Last December, he decided to retire as conductor and let someone else take over the major responsibility of about 40 concerts a year. The Pops is hunting for his successor.

Williams will open the season Friday with his "Schindler's List" music, together with his collaborator, violinist Itzhak Perlman. In March, Williams won his fifth Academy Award for the score.

Asked about the responsibility of working on the Steven Spielberg film, Williams said:

"When you start shooting a film, there's never any certainty that it's going to be right or good. Every film that we begin to make starts out to be a masterpiece. Life being what it is, they never are. Things go wrong, and you do the best you can with the subject.

"In this case, there was a certain amount of blessing attached with the result.
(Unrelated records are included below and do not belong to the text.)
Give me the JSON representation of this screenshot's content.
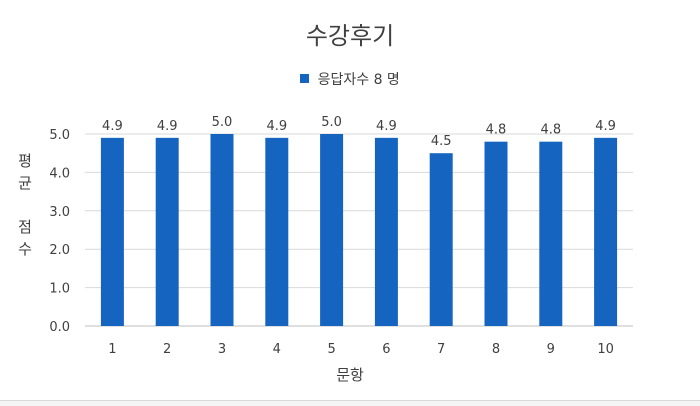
{
  "chart_data": {
    "type": "bar",
    "title": "수강후기",
    "xlabel": "문항",
    "ylabel": "평균 점수",
    "categories": [
      "1",
      "2",
      "3",
      "4",
      "5",
      "6",
      "7",
      "8",
      "9",
      "10"
    ],
    "series": [
      {
        "name": "응답자수 8 명",
        "values": [
          4.9,
          4.9,
          5.0,
          4.9,
          5.0,
          4.9,
          4.5,
          4.8,
          4.8,
          4.9
        ],
        "color": "#1565C0"
      }
    ],
    "data_labels": [
      "4.9",
      "4.9",
      "5.0",
      "4.9",
      "5.0",
      "4.9",
      "4.5",
      "4.8",
      "4.8",
      "4.9"
    ],
    "ylim": [
      0,
      5
    ],
    "yticks": [
      "0.0",
      "1.0",
      "2.0",
      "3.0",
      "4.0",
      "5.0"
    ],
    "grid": true,
    "legend_position": "top-center"
  }
}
I think it's a particularly fine document of that history. Survivors of the Holocaust who have seen it felt that it was fair and accurate; we didn't have any of them say it was sanitized or Hollywoodized.
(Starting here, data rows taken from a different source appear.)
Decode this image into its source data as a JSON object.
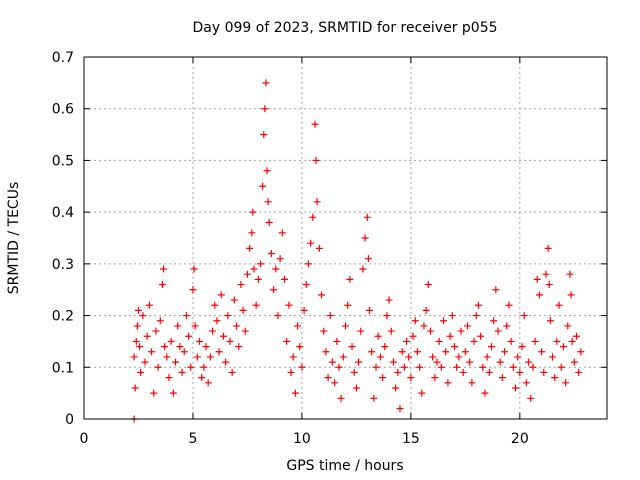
{
  "chart_data": {
    "type": "scatter",
    "title": "Day 099 of 2023, SRMTID for receiver p055",
    "xlabel": "GPS time / hours",
    "ylabel": "SRMTID / TECUs",
    "xlim": [
      0,
      24
    ],
    "ylim": [
      0,
      0.7
    ],
    "xticks": [
      0,
      5,
      10,
      15,
      20
    ],
    "xtick_labels": [
      "0",
      "5",
      "10",
      "15",
      "20"
    ],
    "yticks": [
      0,
      0.1,
      0.2,
      0.3,
      0.4,
      0.5,
      0.6,
      0.7
    ],
    "ytick_labels": [
      "0",
      "0.1",
      "0.2",
      "0.3",
      "0.4",
      "0.5",
      "0.6",
      "0.7"
    ],
    "grid": true,
    "marker": "plus",
    "color": "#ff0000",
    "series": [
      {
        "name": "SRMTID",
        "points": [
          [
            2.3,
            0.0
          ],
          [
            2.3,
            0.12
          ],
          [
            2.35,
            0.06
          ],
          [
            2.4,
            0.15
          ],
          [
            2.45,
            0.18
          ],
          [
            2.5,
            0.21
          ],
          [
            2.55,
            0.14
          ],
          [
            2.6,
            0.09
          ],
          [
            2.7,
            0.2
          ],
          [
            2.8,
            0.11
          ],
          [
            2.9,
            0.16
          ],
          [
            3.0,
            0.22
          ],
          [
            3.1,
            0.13
          ],
          [
            3.2,
            0.05
          ],
          [
            3.3,
            0.17
          ],
          [
            3.4,
            0.1
          ],
          [
            3.5,
            0.19
          ],
          [
            3.6,
            0.26
          ],
          [
            3.65,
            0.29
          ],
          [
            3.7,
            0.14
          ],
          [
            3.8,
            0.12
          ],
          [
            3.9,
            0.08
          ],
          [
            4.0,
            0.15
          ],
          [
            4.1,
            0.05
          ],
          [
            4.2,
            0.11
          ],
          [
            4.3,
            0.18
          ],
          [
            4.4,
            0.14
          ],
          [
            4.5,
            0.09
          ],
          [
            4.6,
            0.13
          ],
          [
            4.7,
            0.2
          ],
          [
            4.8,
            0.16
          ],
          [
            4.9,
            0.1
          ],
          [
            5.0,
            0.25
          ],
          [
            5.05,
            0.29
          ],
          [
            5.1,
            0.18
          ],
          [
            5.2,
            0.12
          ],
          [
            5.3,
            0.15
          ],
          [
            5.4,
            0.08
          ],
          [
            5.5,
            0.1
          ],
          [
            5.6,
            0.14
          ],
          [
            5.7,
            0.07
          ],
          [
            5.8,
            0.12
          ],
          [
            5.9,
            0.17
          ],
          [
            6.0,
            0.22
          ],
          [
            6.1,
            0.19
          ],
          [
            6.2,
            0.13
          ],
          [
            6.3,
            0.24
          ],
          [
            6.4,
            0.16
          ],
          [
            6.5,
            0.11
          ],
          [
            6.6,
            0.2
          ],
          [
            6.7,
            0.15
          ],
          [
            6.8,
            0.09
          ],
          [
            6.9,
            0.23
          ],
          [
            7.0,
            0.18
          ],
          [
            7.1,
            0.14
          ],
          [
            7.2,
            0.26
          ],
          [
            7.3,
            0.21
          ],
          [
            7.4,
            0.17
          ],
          [
            7.5,
            0.28
          ],
          [
            7.6,
            0.33
          ],
          [
            7.7,
            0.36
          ],
          [
            7.75,
            0.4
          ],
          [
            7.8,
            0.29
          ],
          [
            7.9,
            0.22
          ],
          [
            8.0,
            0.27
          ],
          [
            8.1,
            0.3
          ],
          [
            8.2,
            0.45
          ],
          [
            8.25,
            0.55
          ],
          [
            8.3,
            0.6
          ],
          [
            8.35,
            0.65
          ],
          [
            8.4,
            0.48
          ],
          [
            8.45,
            0.42
          ],
          [
            8.5,
            0.38
          ],
          [
            8.6,
            0.32
          ],
          [
            8.7,
            0.25
          ],
          [
            8.8,
            0.29
          ],
          [
            8.9,
            0.2
          ],
          [
            9.0,
            0.31
          ],
          [
            9.1,
            0.36
          ],
          [
            9.2,
            0.27
          ],
          [
            9.3,
            0.15
          ],
          [
            9.4,
            0.22
          ],
          [
            9.5,
            0.09
          ],
          [
            9.6,
            0.12
          ],
          [
            9.7,
            0.05
          ],
          [
            9.8,
            0.18
          ],
          [
            9.9,
            0.14
          ],
          [
            10.0,
            0.1
          ],
          [
            10.1,
            0.21
          ],
          [
            10.2,
            0.26
          ],
          [
            10.3,
            0.3
          ],
          [
            10.4,
            0.34
          ],
          [
            10.5,
            0.39
          ],
          [
            10.6,
            0.57
          ],
          [
            10.65,
            0.5
          ],
          [
            10.7,
            0.42
          ],
          [
            10.8,
            0.33
          ],
          [
            10.9,
            0.24
          ],
          [
            11.0,
            0.17
          ],
          [
            11.1,
            0.13
          ],
          [
            11.2,
            0.08
          ],
          [
            11.3,
            0.2
          ],
          [
            11.4,
            0.11
          ],
          [
            11.5,
            0.07
          ],
          [
            11.6,
            0.15
          ],
          [
            11.7,
            0.1
          ],
          [
            11.8,
            0.04
          ],
          [
            11.9,
            0.12
          ],
          [
            12.0,
            0.18
          ],
          [
            12.1,
            0.22
          ],
          [
            12.2,
            0.27
          ],
          [
            12.3,
            0.14
          ],
          [
            12.4,
            0.09
          ],
          [
            12.5,
            0.06
          ],
          [
            12.6,
            0.11
          ],
          [
            12.7,
            0.17
          ],
          [
            12.8,
            0.29
          ],
          [
            12.9,
            0.35
          ],
          [
            13.0,
            0.39
          ],
          [
            13.05,
            0.31
          ],
          [
            13.1,
            0.21
          ],
          [
            13.2,
            0.13
          ],
          [
            13.3,
            0.04
          ],
          [
            13.4,
            0.1
          ],
          [
            13.5,
            0.16
          ],
          [
            13.6,
            0.12
          ],
          [
            13.7,
            0.08
          ],
          [
            13.8,
            0.14
          ],
          [
            13.9,
            0.2
          ],
          [
            14.0,
            0.23
          ],
          [
            14.1,
            0.17
          ],
          [
            14.2,
            0.11
          ],
          [
            14.3,
            0.06
          ],
          [
            14.4,
            0.09
          ],
          [
            14.5,
            0.02
          ],
          [
            14.6,
            0.13
          ],
          [
            14.7,
            0.1
          ],
          [
            14.8,
            0.15
          ],
          [
            14.9,
            0.12
          ],
          [
            15.0,
            0.08
          ],
          [
            15.1,
            0.16
          ],
          [
            15.2,
            0.19
          ],
          [
            15.3,
            0.13
          ],
          [
            15.4,
            0.1
          ],
          [
            15.5,
            0.05
          ],
          [
            15.6,
            0.18
          ],
          [
            15.7,
            0.21
          ],
          [
            15.8,
            0.26
          ],
          [
            15.9,
            0.17
          ],
          [
            16.0,
            0.12
          ],
          [
            16.1,
            0.08
          ],
          [
            16.2,
            0.11
          ],
          [
            16.3,
            0.15
          ],
          [
            16.4,
            0.1
          ],
          [
            16.5,
            0.19
          ],
          [
            16.6,
            0.13
          ],
          [
            16.7,
            0.07
          ],
          [
            16.8,
            0.16
          ],
          [
            16.9,
            0.2
          ],
          [
            17.0,
            0.14
          ],
          [
            17.1,
            0.1
          ],
          [
            17.2,
            0.12
          ],
          [
            17.3,
            0.17
          ],
          [
            17.4,
            0.09
          ],
          [
            17.5,
            0.13
          ],
          [
            17.6,
            0.18
          ],
          [
            17.7,
            0.11
          ],
          [
            17.8,
            0.07
          ],
          [
            17.9,
            0.15
          ],
          [
            18.0,
            0.2
          ],
          [
            18.1,
            0.22
          ],
          [
            18.2,
            0.16
          ],
          [
            18.3,
            0.1
          ],
          [
            18.4,
            0.05
          ],
          [
            18.5,
            0.12
          ],
          [
            18.6,
            0.09
          ],
          [
            18.7,
            0.14
          ],
          [
            18.8,
            0.19
          ],
          [
            18.9,
            0.25
          ],
          [
            19.0,
            0.17
          ],
          [
            19.1,
            0.11
          ],
          [
            19.2,
            0.08
          ],
          [
            19.3,
            0.13
          ],
          [
            19.4,
            0.18
          ],
          [
            19.5,
            0.22
          ],
          [
            19.6,
            0.15
          ],
          [
            19.7,
            0.1
          ],
          [
            19.8,
            0.06
          ],
          [
            19.9,
            0.12
          ],
          [
            20.0,
            0.09
          ],
          [
            20.1,
            0.14
          ],
          [
            20.2,
            0.2
          ],
          [
            20.3,
            0.07
          ],
          [
            20.4,
            0.11
          ],
          [
            20.5,
            0.04
          ],
          [
            20.6,
            0.1
          ],
          [
            20.7,
            0.15
          ],
          [
            20.8,
            0.27
          ],
          [
            20.9,
            0.24
          ],
          [
            21.0,
            0.13
          ],
          [
            21.1,
            0.09
          ],
          [
            21.2,
            0.28
          ],
          [
            21.3,
            0.33
          ],
          [
            21.35,
            0.26
          ],
          [
            21.4,
            0.19
          ],
          [
            21.5,
            0.12
          ],
          [
            21.6,
            0.08
          ],
          [
            21.7,
            0.15
          ],
          [
            21.8,
            0.22
          ],
          [
            21.9,
            0.1
          ],
          [
            22.0,
            0.14
          ],
          [
            22.1,
            0.07
          ],
          [
            22.2,
            0.18
          ],
          [
            22.3,
            0.28
          ],
          [
            22.35,
            0.24
          ],
          [
            22.4,
            0.15
          ],
          [
            22.5,
            0.11
          ],
          [
            22.6,
            0.16
          ],
          [
            22.7,
            0.09
          ],
          [
            22.8,
            0.13
          ]
        ]
      }
    ]
  }
}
"In the usual sort of popcorn moviemaking world, we don't get that kind of gratification very often. As wonderful as making `Indiana Jones' is, it's entertainment on a different level."

After Williams concludes his summer duties with the Pops, he expects to undertake another movie score, probably "The Bridges of Madison County," which Spielberg will produce but not direct. Williams has been scoring since the 1960s, when he worked on numerous TV shows, earning a couple of Emmys.

He started modestly in films, with such titles as "I Passed for White," "Bachelor Flat" and "The Killers." His most famous partnership began with Spielberg's first major film, "Sugarland Express," and has continued through the blockbusters "Jaws," "Close Encounters of the Third Kind," "E.T. The Extra-Terrestrial," the Indiana Jones trilogy and "Jurassic Park."

Williams also scored the megahit "Star Wars" trilogy, "Superman" and "Home Alone." In all, he has had 20 Oscar nominations and 15 for Grammies. Not bad for a man who played jazz piano to finance his UCLA and Juilliard education.

Writing a score is far from a leisurely process, he explained:

"We are under a kind of time pressure all the time. A lot of self-criticism, revisionism and rethinking - these are luxuries. Post-production schedules in Hollywood being what they are, we're not given these luxuries very often.

"The minute I know I'm going to get an assignment, I go to the piano immediately and start to sketch ideas and themes and notions about how to deal with the subject. I use every moment I have - it's never really enough."

He prefers not to read scripts, reasoning that they may not match the finished product.

"I like to go into a projection room completely naked, so to speak, with a clean slate, and just react to what's there," he said. "It's a better motivation rhythmically, thematically and atmosphere-wise for a composer than a script is."

Depending on the studio's urgency to rush into release, Williams has two to three months to compose, conduct and edit the score. "Schindler's List" required one hour of orchestral music.

"It's a very demanding profession," he commented. "People can't imagine how many seven-day weeks and late-nights and all that goes into it. I've always joked that to be successful in Hollywood, you don't have to be good. Just strong."